O som grave dos sinos ecoa pelas ruas estreias, enquanto figuras misteriosas, vestidas de negro e cobertas por pesadas peles, caminham. Os Mamuthones, personagens com máscaras de madeira esculpidas com expressões enigmáticas, seguem em silêncio, apenas interrompidos pelos Issohadores, figuras que lançam os seus laços para capturar os mais distraídos. Não é um simples desfile, mas sim um ritual ancestral. Assim é o Carnaval da Sardenha, que este ano decorre entre 1 e 6 de março. É, para muitos, um dos mais fascinantes e assustadores do Mediterrâneo, onde cada máscara tem séculos de história.
Na ilha italiana, esta data combina rituais ancestrais a celebrações cheias de cor. Em 2025, tal como já é habitual, será celebrado em várias localidades — e o destaque vai, claro, para os eventos emblemáticos como o Carnaval da vila de Mamoiada e a Sartiglia de Oristano, uma corrida de cavalos.
Muitas destas festas remontam a tradições pagãs e estão intimamente ligadas aos rituais agrários e pastorais que marcavam a transição entre o inverno e a primavera. Tradicionalmente, eram momentos de renovação e de esperança e as comunidades reuniam-se anualmente para afastarem os maus espíritos e garantirem colheitas abundantes.
Em Mamoiada, uma pequena vila no coração da Sardenha, a época é marcada pelo enigmático desfile dos Mamuthones e Issohadores. Os primeiros vestem-se com peles de ovelha escuras e máscaras de madeira negras enquanto carregam nas costas pesados sinos que ressoam a cada passo.
A caminhada, lenta e solene, contrasta com a agilidade dos Issohadores, figuras vestidas de branco e vermelho que lançam laços para capturar os membros do público — um gesto que representa proteção e boa sorte. Esta tradição tem raízes antigas e acredita-se que tenha origens nuráguicas, sendo uma manifestação da fertilidade e do domínio dos pastores sobre os seus rebanhos.
Outro ponto alto das celebrações na ilha é a Sartiglia de Oristano, um torneio equestre medieval que ocorre no domingo e na terça-feira de Carnaval. Cavaleiros mascarados, conhecidos como Su Componidori, desafiam-se numa prova de destreza em que tentam espetar a espada numa pequena estrela pendurada no percurso.
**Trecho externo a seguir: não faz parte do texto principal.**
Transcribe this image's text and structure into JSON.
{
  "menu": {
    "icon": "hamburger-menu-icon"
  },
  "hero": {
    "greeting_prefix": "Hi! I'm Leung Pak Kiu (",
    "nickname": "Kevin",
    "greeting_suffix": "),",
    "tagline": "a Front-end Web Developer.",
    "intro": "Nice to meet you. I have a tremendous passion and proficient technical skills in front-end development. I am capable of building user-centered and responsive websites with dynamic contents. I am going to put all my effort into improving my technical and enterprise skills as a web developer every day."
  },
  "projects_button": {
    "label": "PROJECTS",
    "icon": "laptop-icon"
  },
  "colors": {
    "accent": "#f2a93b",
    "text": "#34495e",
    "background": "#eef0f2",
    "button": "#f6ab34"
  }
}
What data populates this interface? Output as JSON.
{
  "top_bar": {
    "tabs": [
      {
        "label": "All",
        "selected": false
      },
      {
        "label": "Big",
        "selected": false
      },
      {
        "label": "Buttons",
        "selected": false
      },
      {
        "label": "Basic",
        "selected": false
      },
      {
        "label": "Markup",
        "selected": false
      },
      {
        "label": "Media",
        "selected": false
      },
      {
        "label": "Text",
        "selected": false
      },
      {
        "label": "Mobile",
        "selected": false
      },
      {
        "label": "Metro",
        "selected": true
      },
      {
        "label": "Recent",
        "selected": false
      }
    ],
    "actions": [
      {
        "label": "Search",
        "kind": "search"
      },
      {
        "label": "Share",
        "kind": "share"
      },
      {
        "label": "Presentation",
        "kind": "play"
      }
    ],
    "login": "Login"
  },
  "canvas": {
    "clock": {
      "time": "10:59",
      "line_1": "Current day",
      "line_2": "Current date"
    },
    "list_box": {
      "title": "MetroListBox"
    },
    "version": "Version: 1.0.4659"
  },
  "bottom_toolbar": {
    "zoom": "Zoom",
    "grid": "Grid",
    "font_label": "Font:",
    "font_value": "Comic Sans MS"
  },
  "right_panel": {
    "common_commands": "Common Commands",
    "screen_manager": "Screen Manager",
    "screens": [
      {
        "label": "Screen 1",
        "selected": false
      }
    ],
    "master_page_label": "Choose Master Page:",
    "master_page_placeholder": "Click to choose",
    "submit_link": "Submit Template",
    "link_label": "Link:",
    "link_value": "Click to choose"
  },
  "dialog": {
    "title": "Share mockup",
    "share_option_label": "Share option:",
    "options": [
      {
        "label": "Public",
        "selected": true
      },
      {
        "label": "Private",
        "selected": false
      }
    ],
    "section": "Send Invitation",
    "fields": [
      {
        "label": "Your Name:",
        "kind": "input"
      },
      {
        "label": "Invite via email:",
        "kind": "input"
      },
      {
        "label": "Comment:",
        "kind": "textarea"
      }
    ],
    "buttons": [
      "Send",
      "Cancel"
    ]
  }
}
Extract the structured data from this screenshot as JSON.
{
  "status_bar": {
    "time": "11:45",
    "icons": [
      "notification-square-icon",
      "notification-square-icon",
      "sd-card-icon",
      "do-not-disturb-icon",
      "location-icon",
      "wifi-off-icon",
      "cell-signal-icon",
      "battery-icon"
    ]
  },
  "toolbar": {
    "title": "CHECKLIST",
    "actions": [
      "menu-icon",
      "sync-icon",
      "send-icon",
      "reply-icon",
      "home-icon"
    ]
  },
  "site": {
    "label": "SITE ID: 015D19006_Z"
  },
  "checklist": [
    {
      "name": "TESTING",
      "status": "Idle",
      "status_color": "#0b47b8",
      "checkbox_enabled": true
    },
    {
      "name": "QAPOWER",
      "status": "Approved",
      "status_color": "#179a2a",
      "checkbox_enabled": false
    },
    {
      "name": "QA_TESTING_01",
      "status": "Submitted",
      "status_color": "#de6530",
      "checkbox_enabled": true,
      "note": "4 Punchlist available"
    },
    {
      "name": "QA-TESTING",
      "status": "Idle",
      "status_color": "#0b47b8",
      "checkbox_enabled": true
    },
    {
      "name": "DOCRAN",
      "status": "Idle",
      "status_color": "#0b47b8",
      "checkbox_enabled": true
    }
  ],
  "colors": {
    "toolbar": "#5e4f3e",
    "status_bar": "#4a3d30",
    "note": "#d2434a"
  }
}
O sucesso dos cavaleiros é visto como um presságio para a prosperidade do ano que se inicia. Este espetáculo também é acompanhado por acrobacias a cavalo, protagonizadas por grupos de cavaleiros que treinam durante meses apenas para aquela data.
Na região, o Carnaval é celebrado noutras localidades, cada uma com as suas próprias tradições. Em Ottana, os protagonistas passam a ser os Boes e Merdules. Trata-se de figuras mascaradas que representam, respetivamente, bois e pastores. Durante o desfile, recriam uma luta entre homem e natureza.
Já em Ovodda, a festa atinge o auge na Quarta-Feira de Cinzas, quando os participantes, cobertos de sujidade e vestidos de forma assustadora, percorrem as ruas em desordem. Em Tempio Pausania, o Carnaval assume um tom mais satírico, com o desfile de carros alegóricos e a encenação do julgamento e execução do Rei Giorgio, uma figura simbólica que representa todos os males do ano anterior.
Pela ilha, há várias atividades ao longo dos dias, como espetáculos de música e dança tradicional, encenações teatrais e banquetes comunitários, onde reinam as especialidades locais, como os doces fritos típicos desta época. “Estas tradições não são apenas espetáculos para turistas, mas uma expressão autêntica da nossa cultura, transmitida de geração em geração”, explica Alessandra Todde, a presidente da região, ao jornal “L’Unione Sarda”.